According to Hewett, a $12 million to $15 million deficit the lab had projected for this year, before revenues rose and costs were cut, is now off the table. Still, the lab’s endowment portfolio has taken a hit, dropping from just over $80 million to about $60 million today. “We’ve recovered,” he says. “Not every business line is back.”

Another boon has come in the form of grants from the National Institutes of Health, the lab’s main outside funder and a source of financing for many of the institutions that buy its mice.

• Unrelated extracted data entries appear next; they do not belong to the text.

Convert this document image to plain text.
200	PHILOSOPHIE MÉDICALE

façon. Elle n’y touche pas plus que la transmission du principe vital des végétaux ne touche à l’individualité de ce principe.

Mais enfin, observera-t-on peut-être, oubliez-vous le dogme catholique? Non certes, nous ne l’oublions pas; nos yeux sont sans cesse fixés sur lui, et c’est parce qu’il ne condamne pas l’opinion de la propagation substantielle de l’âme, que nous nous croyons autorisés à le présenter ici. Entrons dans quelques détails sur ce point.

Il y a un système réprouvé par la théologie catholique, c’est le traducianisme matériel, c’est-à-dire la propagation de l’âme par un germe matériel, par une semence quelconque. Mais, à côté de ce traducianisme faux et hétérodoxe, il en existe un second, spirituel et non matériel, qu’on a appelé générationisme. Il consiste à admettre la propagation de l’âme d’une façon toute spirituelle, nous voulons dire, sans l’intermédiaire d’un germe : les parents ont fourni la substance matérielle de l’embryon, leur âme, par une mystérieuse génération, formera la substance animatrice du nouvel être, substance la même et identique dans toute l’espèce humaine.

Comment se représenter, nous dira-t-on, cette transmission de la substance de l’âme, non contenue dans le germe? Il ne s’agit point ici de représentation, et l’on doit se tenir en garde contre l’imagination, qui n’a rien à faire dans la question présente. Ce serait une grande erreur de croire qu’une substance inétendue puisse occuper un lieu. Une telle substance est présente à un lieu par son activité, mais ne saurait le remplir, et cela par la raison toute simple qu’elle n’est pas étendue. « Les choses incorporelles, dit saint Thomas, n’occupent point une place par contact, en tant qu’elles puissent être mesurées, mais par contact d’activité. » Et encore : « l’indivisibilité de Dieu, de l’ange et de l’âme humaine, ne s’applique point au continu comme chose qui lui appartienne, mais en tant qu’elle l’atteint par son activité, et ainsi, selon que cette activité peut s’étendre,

NIH was awarded more than $10 billion through the stimulus act, much of it for genetics research, and Jackson Lab alone has received more than $13 million for research and building construction.

In June, the lab won $2.1 million through the Maine Technology Asset Fund to expand research space and purchase new equipment. According to lab officials, Jackson has delivered a $6 to $7 return on investment for every state dollar invested in the lab over the last five to 10 years.

Jackson Lab has its sights set beyond Maine, however, as it moves into a new era in treating human disease and suffering. The lowly lab mouse is a platform for something much, much larger. “We do research and we make discoveries and we share those discoveries with the world,” Woychik says.